Worldwide, the failure rate for proposed LNG export terminal projects between 2014 and 2020 is 61 per cent, the survey calculated.

Last month LNG Canada and other energy firms launched the Canadian LNG Alliance, to “reflect the critical role LNG has to play in Canada’s COVID-19 economic recovery,” as well as “economic reconciliation” with Indigenous peoples and Canada’s “clean energy transition.”

The group argued that LNG projects in British Columbia would produce “among the world’s lowest-emissions intensity LNG” as they would be partly powered by hydro-electric power.

But the survey suggests that the reputation of LNG as an “environmentally benign” fuel that is less dirty than coal has been debunked by scientific studies highlighting the serious impact of methane on global warming.

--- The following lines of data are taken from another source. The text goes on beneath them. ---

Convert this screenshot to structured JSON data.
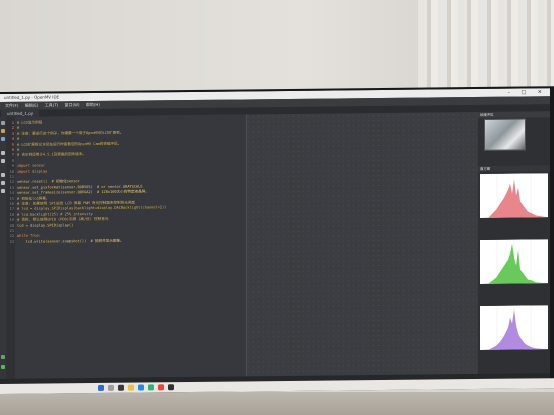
{
  "window": {
    "title": "untitled_1.py - OpenMV IDE",
    "controls": [
      "–",
      "□",
      "✕"
    ]
  },
  "menubar": {
    "items": [
      "文件(F)",
      "编辑(E)",
      "工具(T)",
      "窗口(W)",
      "帮助(H)"
    ]
  },
  "tabs": [
    {
      "label": "untitled_1.py"
    }
  ],
  "tabbar_info": "",
  "editor": {
    "lines": [
      {
        "n": "1",
        "cls": "c-comment",
        "text": "# LCD显示例程"
      },
      {
        "n": "2",
        "cls": "c-comment",
        "text": "#"
      },
      {
        "n": "3",
        "cls": "c-comment",
        "text": "# 注意：要运行这个例子，你需要一个用于OpenMV的LCD扩展板。"
      },
      {
        "n": "4",
        "cls": "c-comment",
        "text": "#"
      },
      {
        "n": "5",
        "cls": "c-comment",
        "text": "# LCD扩展板允许您在运行时查看您的OpenMV Cam的帧缓冲区。"
      },
      {
        "n": "6",
        "cls": "c-comment",
        "text": "#"
      },
      {
        "n": "7",
        "cls": "c-comment",
        "text": "# 该示例适用于4.5.1及更高的固件版本。"
      },
      {
        "n": "8",
        "cls": "c-comment",
        "text": ""
      },
      {
        "n": "9",
        "cls": "c-kw",
        "text": "import sensor"
      },
      {
        "n": "10",
        "cls": "c-kw",
        "text": "import display"
      },
      {
        "n": "11",
        "cls": "c-def",
        "text": ""
      },
      {
        "n": "12",
        "cls": "c-fn",
        "text": "sensor.reset()  # 初始化sensor"
      },
      {
        "n": "13",
        "cls": "c-fn",
        "text": "sensor.set_pixformat(sensor.RGB565)  # or sensor.GRAYSCALE"
      },
      {
        "n": "14",
        "cls": "c-fn",
        "text": "sensor.set_framesize(sensor.QQVGA2)  # 128x160大小的特定液晶屏。"
      },
      {
        "n": "15",
        "cls": "c-comment",
        "text": "# 初始化lcd屏幕。"
      },
      {
        "n": "16",
        "cls": "c-comment",
        "text": "# 注意: 如果使用 SPI总线 LCD 屏幕 PWM 背光控制器来控制背光亮度"
      },
      {
        "n": "17",
        "cls": "c-comment",
        "text": "# lcd = display.SPIDisplay(backlight=display.DACBacklight(channel=2))"
      },
      {
        "n": "18",
        "cls": "c-comment",
        "text": "# lcd.backlight(25) # 25% intensity"
      },
      {
        "n": "19",
        "cls": "c-comment",
        "text": "# 否则, 默认使用GPIO (PD0)引脚 (高/低) 控制背光"
      },
      {
        "n": "20",
        "cls": "c-fn",
        "text": "lcd = display.SPIDisplay()"
      },
      {
        "n": "21",
        "cls": "c-def",
        "text": ""
      },
      {
        "n": "22",
        "cls": "c-kw",
        "text": "while True:"
      },
      {
        "n": "23",
        "cls": "c-fn",
        "text": "    lcd.write(sensor.snapshot())  # 拍照并显示图像。"
      }
    ]
  },
  "right_panel": {
    "framebuffer_title": "帧缓冲区",
    "histogram_title": "直方图",
    "histogram_space": "",
    "histograms": [
      {
        "channel": "R",
        "color": "#e8868c",
        "stats_top": "",
        "stats_bottom": ""
      },
      {
        "channel": "G",
        "color": "#69c95b",
        "stats_top": "",
        "stats_bottom": ""
      },
      {
        "channel": "B",
        "color": "#b08be0",
        "stats_top": "",
        "stats_bottom": ""
      }
    ]
  },
  "statusbar": {
    "left": "",
    "board": "",
    "port": "",
    "sensor": "",
    "firmware": "",
    "serial": "",
    "fps": ""
  },
  "taskbar": {
    "time": "",
    "date": ""
  },
  "colors": {
    "editor_bg": "#36383d",
    "comment": "#d7b24a",
    "keyword": "#e59a4d",
    "highlight": "#5a4a2a"
  }
}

Methane, a greenhouse gas that is the main component of natural gas, is 86 times as powerful as carbon dioxide in trapping heat in the atmosphere over a 20-year period. Scientific studies have connected a rise in global methane levels with the fracking boom, and say this rise in atmospheric methane is undercutting efforts to hold the global temperature rise to 2C above pre-industrial levels.

A 2017 peer-reviewed study in the journal Atmospheric Chemistry and Physics found that methane leaks from B.C.’s oil and gas industry were at least two and a half times higher than provincial estimates.